Namun, hati pria ini bahkan lebih keras dari batu, matanya yang dingin dipenuhi dengan niat membunuh.
"Aku bersumpah tadi malam bahwa aku tidak akan pernah menyentuh wanita lain lagi, tetapi kamu muncul di ruang kerja kekaisaran tanpa izinku dan merayuku dengan berpura-pura menjadi Feng’er Kecil."
“Yang Mulia!” Wanita itu mengangkat matanya dan menatap Gao Shaochen dengan tidak percaya. Gao Shaochen-lah yang mengira dia orang lain. Bagaimana dia bisa mengatakan dia berpura-pura menjadi Yun Luofeng dan merayunya? Jadi tidak ada tempat untuknya di hatinya setelah dia menemaninya selama bertahun-tahun? Memikirkan hal ini, wanita itu merasa sangat sedih, senyum masam di wajahnya, "Yang Mulia, apakah Anda pernah mencintaiku selama ini?"
“Kamu bukan Yun Luofeng. Aku hanya mencintai Yun Luofeng!” Wajah Gao Shaochen dingin dan serius, tanpa jejak kelembutan yang dia tunjukkan tadi malam. "Karena kamu berani berpura-pura menjadi dia, kamu harus dihukum."

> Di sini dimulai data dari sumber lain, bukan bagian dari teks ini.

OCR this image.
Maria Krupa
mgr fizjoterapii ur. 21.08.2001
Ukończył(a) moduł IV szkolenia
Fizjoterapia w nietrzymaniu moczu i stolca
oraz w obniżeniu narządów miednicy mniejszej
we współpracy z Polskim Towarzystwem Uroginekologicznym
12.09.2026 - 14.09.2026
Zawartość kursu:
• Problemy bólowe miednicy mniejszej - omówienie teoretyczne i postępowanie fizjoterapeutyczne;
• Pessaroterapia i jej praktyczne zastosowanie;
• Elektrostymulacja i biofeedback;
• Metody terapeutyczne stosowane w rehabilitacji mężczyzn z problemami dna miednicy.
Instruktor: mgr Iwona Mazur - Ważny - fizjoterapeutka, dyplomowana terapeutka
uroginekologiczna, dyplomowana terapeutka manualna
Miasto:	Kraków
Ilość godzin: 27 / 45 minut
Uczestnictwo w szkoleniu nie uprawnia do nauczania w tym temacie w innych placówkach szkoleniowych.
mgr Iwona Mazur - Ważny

“Yang Mulia, bangun. Yun Luofeng tidak akan pernah mencintaimu! Sekarang Keluarga Yun sangat kuat, tidak ada yang bisa memaksanya melakukan apa pun! ” Wanita itu berjuang untuk berdiri, wajahnya yang cantik pucat pasi, matanya berkaca-kaca, dan dia tampak begitu menyedihkan.
"Diam!" Gao Shaochen marah dan meletakkan tangannya di leher wanita itu lagi. Kali ini, dia menggunakan semua kekuatannya. Kekuatannya begitu besar sehingga wanita yang telah berjuang di tangannya tidak lagi bergerak dan tubuhnya menjadi dingin sedikit demi sedikit.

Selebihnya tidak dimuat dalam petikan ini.